Gout is the symptomatic manifestation caused by deposition of urate in tissues and raised uric acid level in blood.
Source of uric acid
Uric acid is the metabolite of purine which some food items are rich in. Owing to genetic predisposition, certain people are more prone to produce excess uric acid and hence gouty attack if they eat excessive purine-rich food.
Who are prone to have gouty arthritis
People who suffer from gouty arthritis are usually over 40 years old and male. Many of them love drinking alcohol and eating foods which are rich in purine, such as offal, shellfish and seafood. In addition, those who have blood cancer, kidney disease or take diuretics are also prone to have gouty arthritis.
Symptoms of gout
- Gout usually presents with acute inflammation of a single joint, most commonly the big toe.
- Affected site becomes suddenly red, swollen, hot and intensely painful, which subsides after a few days.
- If the blood uric acid level is not controlled, urate will deposit in other joints like knee, ankle and fingers.
- If the condition is not well managed, it will develop into multiple joint disease and recur frequently.
- In severe cases, joints become deformed, resulting in chronic tophaceous gout.
- Chronic gouty arthritis may affect kidney function and cause stones to form in the kidneys or soft tissues.
Prevention and control
- Gout cannot be cured.

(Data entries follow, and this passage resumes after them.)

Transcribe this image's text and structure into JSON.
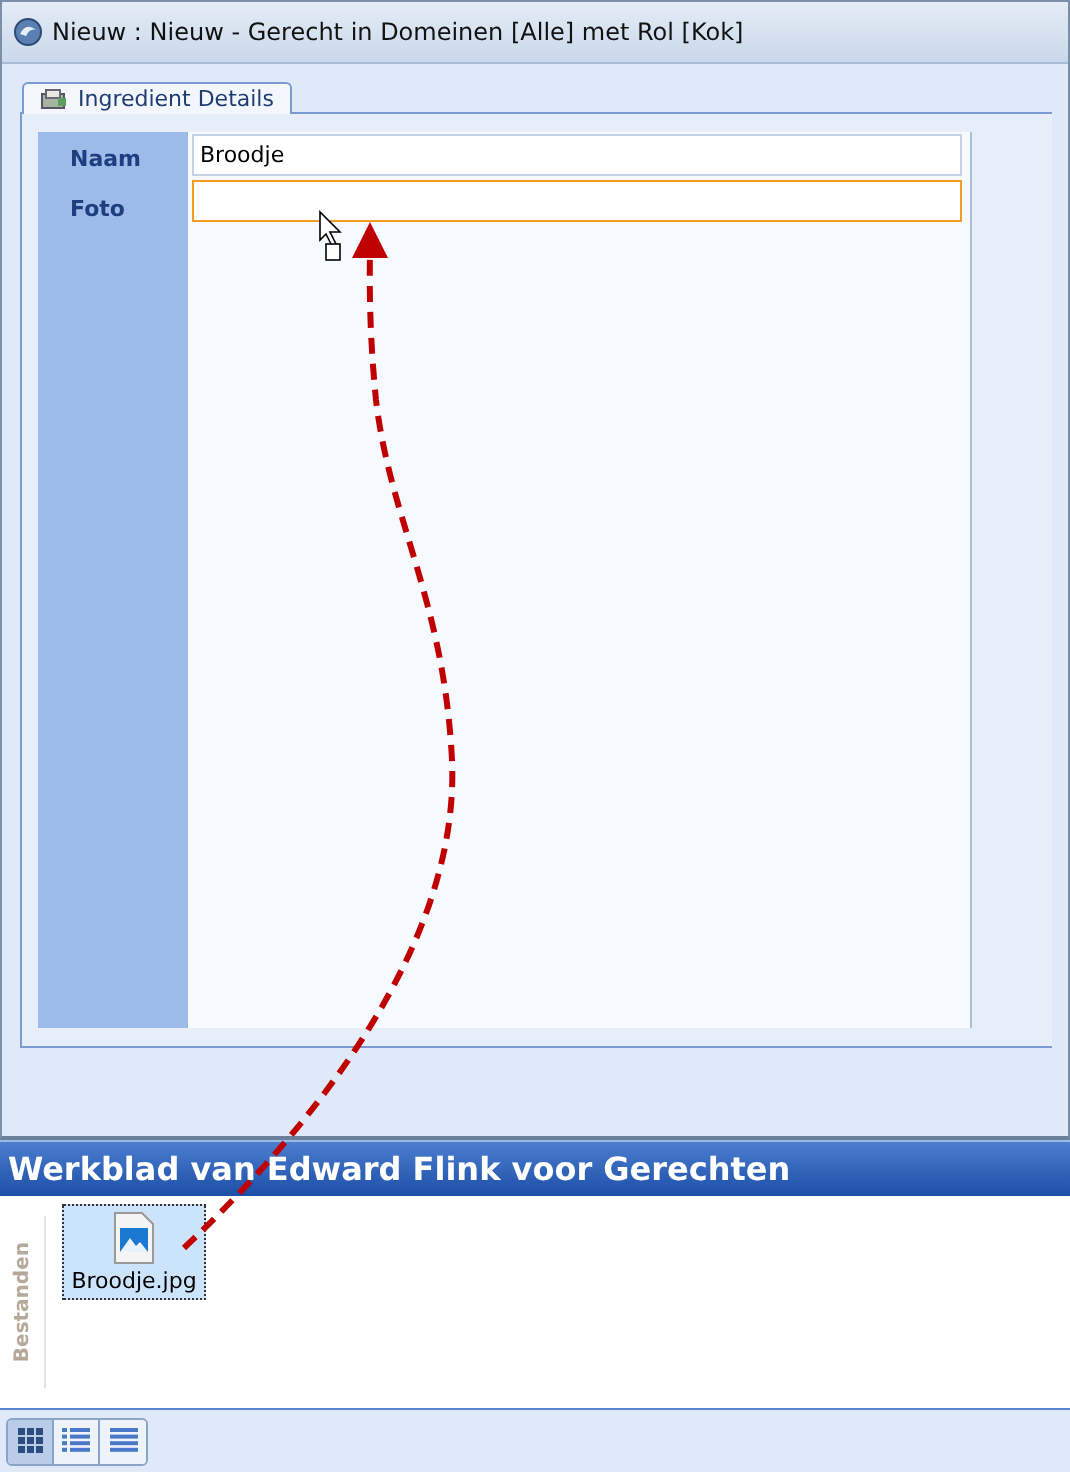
{
  "window": {
    "title": "Nieuw : Nieuw - Gerecht in Domeinen [Alle] met Rol [Kok]"
  },
  "tabs": [
    {
      "label": "Ingredient Details",
      "selected": true
    }
  ],
  "fields": [
    {
      "label": "Naam",
      "value": "Broodje",
      "focused": false
    },
    {
      "label": "Foto",
      "focused": true
    }
  ],
  "worksheet": {
    "title": "Werkblad van Edward Flink voor Gerechten",
    "side_label": "Bestanden",
    "files": [
      {
        "name": "Broodje.jpg",
        "selected": true
      }
    ]
  },
  "view_buttons": [
    {
      "kind": "large-icons",
      "selected": true
    },
    {
      "kind": "details",
      "selected": false
    },
    {
      "kind": "list",
      "selected": false
    }
  ]
}
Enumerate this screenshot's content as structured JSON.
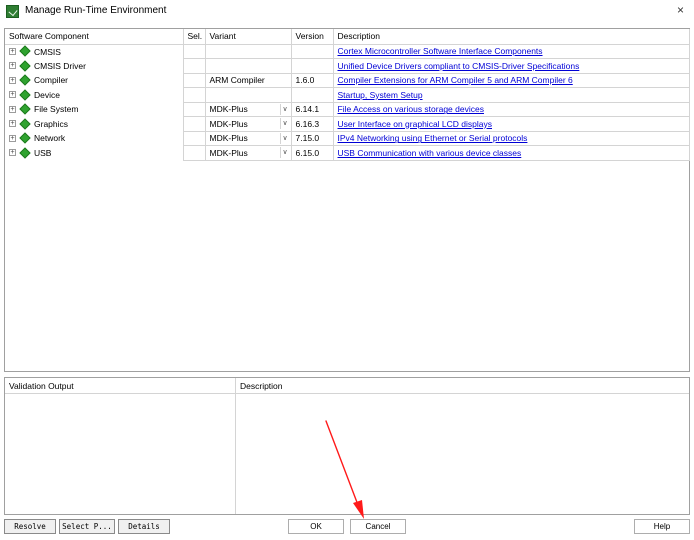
{
  "window": {
    "title": "Manage Run-Time Environment",
    "close": "×"
  },
  "table": {
    "headers": [
      "Software Component",
      "Sel.",
      "Variant",
      "Version",
      "Description"
    ],
    "rows": [
      {
        "component": "CMSIS",
        "sel": "",
        "variant": "",
        "version": "",
        "description": "Cortex Microcontroller Software Interface Components"
      },
      {
        "component": "CMSIS Driver",
        "sel": "",
        "variant": "",
        "version": "",
        "description": "Unified Device Drivers compliant to CMSIS-Driver Specifications"
      },
      {
        "component": "Compiler",
        "sel": "",
        "variant": "ARM Compiler",
        "version": "1.6.0",
        "description": "Compiler Extensions for ARM Compiler 5 and ARM Compiler 6"
      },
      {
        "component": "Device",
        "sel": "",
        "variant": "",
        "version": "",
        "description": "Startup, System Setup"
      },
      {
        "component": "File System",
        "sel": "",
        "variant": "MDK-Plus",
        "version": "6.14.1",
        "description": "File Access on various storage devices"
      },
      {
        "component": "Graphics",
        "sel": "",
        "variant": "MDK-Plus",
        "version": "6.16.3",
        "description": "User Interface on graphical LCD displays"
      },
      {
        "component": "Network",
        "sel": "",
        "variant": "MDK-Plus",
        "version": "7.15.0",
        "description": "IPv4 Networking using Ethernet or Serial protocols"
      },
      {
        "component": "USB",
        "sel": "",
        "variant": "MDK-Plus",
        "version": "6.15.0",
        "description": "USB Communication with various device classes"
      }
    ]
  },
  "validation": {
    "col1": "Validation Output",
    "col2": "Description"
  },
  "buttons": {
    "resolve": "Resolve",
    "select_packs": "Select P...",
    "details": "Details",
    "ok": "OK",
    "cancel": "Cancel",
    "help": "Help"
  },
  "annotation": {
    "arrow_color": "#ff1a1a"
  }
}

But appropriate medication and diet restriction can prevent recurrent attacks.
- Drinking more water (at least 2 litres per day) can help the body to excrete excess urate.
- Avoid being overweight.
- Diet restriction should include the following:
- Offal such as brain, liver, kidney, heart, pancreas, etc.
- Sardine, fish eggs, shellfish like scallop and mussel
- Excessive meat, poultry and fish
- Excessive legume, winter mushroom, cauliflower, spinach, asparagus
- In acute attack of gout, drugs can reduce joint pain effectively. If gout recurs frequently, long-term medication is needed to prevent recurrent attack.